Wednesday, September 14, 2016

Frustration

What do you do when you're frustrated?  How does your body react? Where does your mind go?

When I'm frustrated I turn into someone I'm not sure I like. My blood pressure goes up. Grace goes out the door. No one can do anything right. Everyone is doing something stupid. My mind gets foggy. It's hard to think. And I have a hard time remembering what happens. 

For example, Monday night I went to the Wal-Mart closest to our house. I needed groceries, a few things for work and B wanted marbles. Some of you are laughing at me right now and thinking "of course that's the setting of your frustration story, stupid girl". But in defense of the Mart, I don't usually have a problem. I go in, get what I need and get out. 

I could not find what I needed for work. I wasn't certain it existed as I had never used or purchased one before. I wasn't sure I was looking in the right area. So I walked and rewalked the electronics section. I called Zac and made him send me pictures of the sides of my laptop so I could try to find something that might fit. I finally just picked something I thought would work. I received a text that what I picked wouldn't work. I had wasted 20 minutes. Frustrating was growing. 

I moved on to the office supplies. I could not find a simple plastic folder with brads. What is that about? I find something similar but my frustration inches up. 

I go to the toy section to grab marbles. I go directly to where I thought no they should be. No marbles. I go up and down every aisle of the toy section.  No marbles. My frustration is bubbling and I feel like I'm losing my marbles. 

When I left the house, I told Ryan and B that this would be a quick trip. I'm now 40 minutes in. 

I decide to get my groceries. By this time my thought processes are erratic at best. I criss cross the grocery section, retracing my steps as I pass by items on my list and have to go back. More time passes, more frustration. I get everything and decide to make another pass through toys. 

This time there are 2 families casually strolling through the toy department, getting no my way at every turn. "Really?!? Why would you bring your entire family to Wal-Mart?" I finally face the fact the there are no marbles to be had. Neither in the store nor in my head. 

At the front, there are no lanes open on the end where I parked. I get in the closest line that looks short. Wrong again. In front of me is a sweet grandma and her grandson. It appears they haven't been to the store in a year. 

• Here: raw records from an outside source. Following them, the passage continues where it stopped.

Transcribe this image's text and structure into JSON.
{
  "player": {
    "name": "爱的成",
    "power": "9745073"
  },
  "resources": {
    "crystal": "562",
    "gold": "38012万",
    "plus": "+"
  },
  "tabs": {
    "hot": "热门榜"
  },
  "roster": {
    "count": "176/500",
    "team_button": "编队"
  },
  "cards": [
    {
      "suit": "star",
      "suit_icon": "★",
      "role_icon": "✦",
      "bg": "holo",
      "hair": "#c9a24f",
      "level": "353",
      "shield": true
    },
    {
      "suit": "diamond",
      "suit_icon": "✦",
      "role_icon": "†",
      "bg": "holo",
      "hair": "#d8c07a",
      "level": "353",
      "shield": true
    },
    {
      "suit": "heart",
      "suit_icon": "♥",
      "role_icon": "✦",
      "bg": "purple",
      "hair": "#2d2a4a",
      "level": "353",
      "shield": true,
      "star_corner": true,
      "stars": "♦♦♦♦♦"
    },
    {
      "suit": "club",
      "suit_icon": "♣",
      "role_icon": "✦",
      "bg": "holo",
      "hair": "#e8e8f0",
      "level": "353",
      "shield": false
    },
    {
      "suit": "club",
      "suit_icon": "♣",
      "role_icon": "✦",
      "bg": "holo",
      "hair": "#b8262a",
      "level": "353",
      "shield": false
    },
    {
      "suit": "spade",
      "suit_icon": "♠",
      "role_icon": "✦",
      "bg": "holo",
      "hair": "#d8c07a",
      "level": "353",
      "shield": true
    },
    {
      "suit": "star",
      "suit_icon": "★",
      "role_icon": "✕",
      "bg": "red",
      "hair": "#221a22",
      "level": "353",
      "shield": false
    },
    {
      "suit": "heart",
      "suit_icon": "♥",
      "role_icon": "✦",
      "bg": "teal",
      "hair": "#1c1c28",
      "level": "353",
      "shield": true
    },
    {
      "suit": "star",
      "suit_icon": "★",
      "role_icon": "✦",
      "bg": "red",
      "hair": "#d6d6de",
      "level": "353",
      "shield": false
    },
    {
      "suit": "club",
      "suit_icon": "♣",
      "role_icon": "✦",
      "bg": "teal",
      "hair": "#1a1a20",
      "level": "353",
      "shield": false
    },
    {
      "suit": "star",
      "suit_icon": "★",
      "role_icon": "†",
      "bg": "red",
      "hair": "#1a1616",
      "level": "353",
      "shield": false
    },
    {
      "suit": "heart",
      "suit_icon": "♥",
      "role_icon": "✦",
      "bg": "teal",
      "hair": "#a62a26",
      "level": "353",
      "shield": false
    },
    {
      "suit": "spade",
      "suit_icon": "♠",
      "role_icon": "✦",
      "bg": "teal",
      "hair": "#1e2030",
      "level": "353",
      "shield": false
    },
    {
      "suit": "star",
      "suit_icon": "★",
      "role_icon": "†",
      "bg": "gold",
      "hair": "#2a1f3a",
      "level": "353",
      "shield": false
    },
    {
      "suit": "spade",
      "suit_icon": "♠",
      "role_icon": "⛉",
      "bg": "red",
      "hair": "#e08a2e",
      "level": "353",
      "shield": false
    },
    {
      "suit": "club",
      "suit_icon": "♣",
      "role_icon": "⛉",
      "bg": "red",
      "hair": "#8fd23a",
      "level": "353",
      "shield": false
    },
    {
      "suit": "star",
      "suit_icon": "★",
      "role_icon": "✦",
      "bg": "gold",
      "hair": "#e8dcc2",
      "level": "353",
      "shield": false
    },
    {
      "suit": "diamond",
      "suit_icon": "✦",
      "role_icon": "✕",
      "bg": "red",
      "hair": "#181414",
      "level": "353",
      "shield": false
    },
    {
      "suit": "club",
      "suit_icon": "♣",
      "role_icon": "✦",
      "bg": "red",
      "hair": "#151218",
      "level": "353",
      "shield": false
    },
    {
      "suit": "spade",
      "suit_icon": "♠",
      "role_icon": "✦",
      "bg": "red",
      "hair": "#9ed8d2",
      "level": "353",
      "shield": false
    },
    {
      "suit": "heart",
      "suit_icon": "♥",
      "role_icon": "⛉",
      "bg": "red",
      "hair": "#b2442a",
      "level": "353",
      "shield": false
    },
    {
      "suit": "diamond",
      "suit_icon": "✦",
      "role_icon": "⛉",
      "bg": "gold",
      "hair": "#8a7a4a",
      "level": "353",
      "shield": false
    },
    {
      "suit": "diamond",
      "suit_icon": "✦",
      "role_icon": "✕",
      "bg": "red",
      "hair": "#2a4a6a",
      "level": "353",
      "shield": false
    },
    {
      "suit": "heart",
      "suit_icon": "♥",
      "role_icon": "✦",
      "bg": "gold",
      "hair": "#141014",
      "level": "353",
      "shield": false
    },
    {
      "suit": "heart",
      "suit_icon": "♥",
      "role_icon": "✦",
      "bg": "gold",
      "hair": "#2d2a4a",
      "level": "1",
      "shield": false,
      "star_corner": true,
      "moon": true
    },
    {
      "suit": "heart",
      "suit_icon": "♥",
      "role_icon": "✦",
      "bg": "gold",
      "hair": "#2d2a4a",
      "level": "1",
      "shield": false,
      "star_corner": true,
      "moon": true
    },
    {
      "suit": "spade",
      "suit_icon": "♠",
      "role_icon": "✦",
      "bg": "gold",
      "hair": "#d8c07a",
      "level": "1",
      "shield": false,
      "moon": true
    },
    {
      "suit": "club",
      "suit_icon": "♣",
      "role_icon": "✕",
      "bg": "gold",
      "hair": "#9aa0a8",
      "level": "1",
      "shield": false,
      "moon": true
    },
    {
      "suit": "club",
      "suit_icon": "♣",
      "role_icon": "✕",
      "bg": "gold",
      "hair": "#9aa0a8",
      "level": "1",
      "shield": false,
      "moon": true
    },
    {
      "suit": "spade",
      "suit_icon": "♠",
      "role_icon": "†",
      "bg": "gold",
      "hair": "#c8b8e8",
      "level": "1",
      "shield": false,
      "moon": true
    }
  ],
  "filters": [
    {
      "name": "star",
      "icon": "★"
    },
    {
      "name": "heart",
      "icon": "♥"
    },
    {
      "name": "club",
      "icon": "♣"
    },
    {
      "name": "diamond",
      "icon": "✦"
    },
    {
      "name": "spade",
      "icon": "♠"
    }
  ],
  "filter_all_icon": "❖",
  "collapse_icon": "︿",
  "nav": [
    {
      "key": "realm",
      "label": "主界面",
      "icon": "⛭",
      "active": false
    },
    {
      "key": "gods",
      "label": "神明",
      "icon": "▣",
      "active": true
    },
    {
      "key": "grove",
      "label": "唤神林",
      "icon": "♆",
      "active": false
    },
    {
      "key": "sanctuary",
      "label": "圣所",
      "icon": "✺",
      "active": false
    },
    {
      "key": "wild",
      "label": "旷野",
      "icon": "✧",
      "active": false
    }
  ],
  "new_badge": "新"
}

I get a text about a problem at work. I test out the problem. Yep, it's there and it appears to be a big issue. I escalate the problem to the appropriate person. Seething, I check my heart rate. A full 30 beats per minute higher than usual. 

I finally get out of the store but not before I buy a Psalm coloring book and a Milky Way brownie. Always an emotional eater, I scarf down the brownie in the car, take some deep breathes and drive home. 

I get home and recant my stories to Ryan. He has mowed and edged the yard and is on finishing dinner. That's how life no this short trip had taken!  Of course I get riled up all over again as I retell my stories. 

Later that night, as I lay in bed, I wonder "How did I let myself get so frustrated?" I hate to admit it but this happens to me a lot. Little things pile on top of each other and I push myself to the edge. When I've had a really bad day, it's most likely that a lot of small things have added up versus one thing happening. I know if I'll pause, breath and pray, I become less frustrated. But sometimes that's hard to do.  It's like a wave of frustration comes and carries me out to the sea of frustration.

Honestly, I can't wrap this up in a pretty little bow: I got really frustrated this one night, God taught me how to not get caught up in that cycle and now everything is fine and dandy.  It's not fine and dandy yet.  But it will be.  God is teaching me.  He will continue to lead me as long as I submit to being led.  Perhaps He uses these frustrations to draw me closer to him.  I know he uses our weaknesses for His good.  This morning I read about the thorn in Paul's side in 2nd Corinthians 12.


His grace is sufficient for me. Even when I'm frustrated.  Especially when I'm out of control frustrated.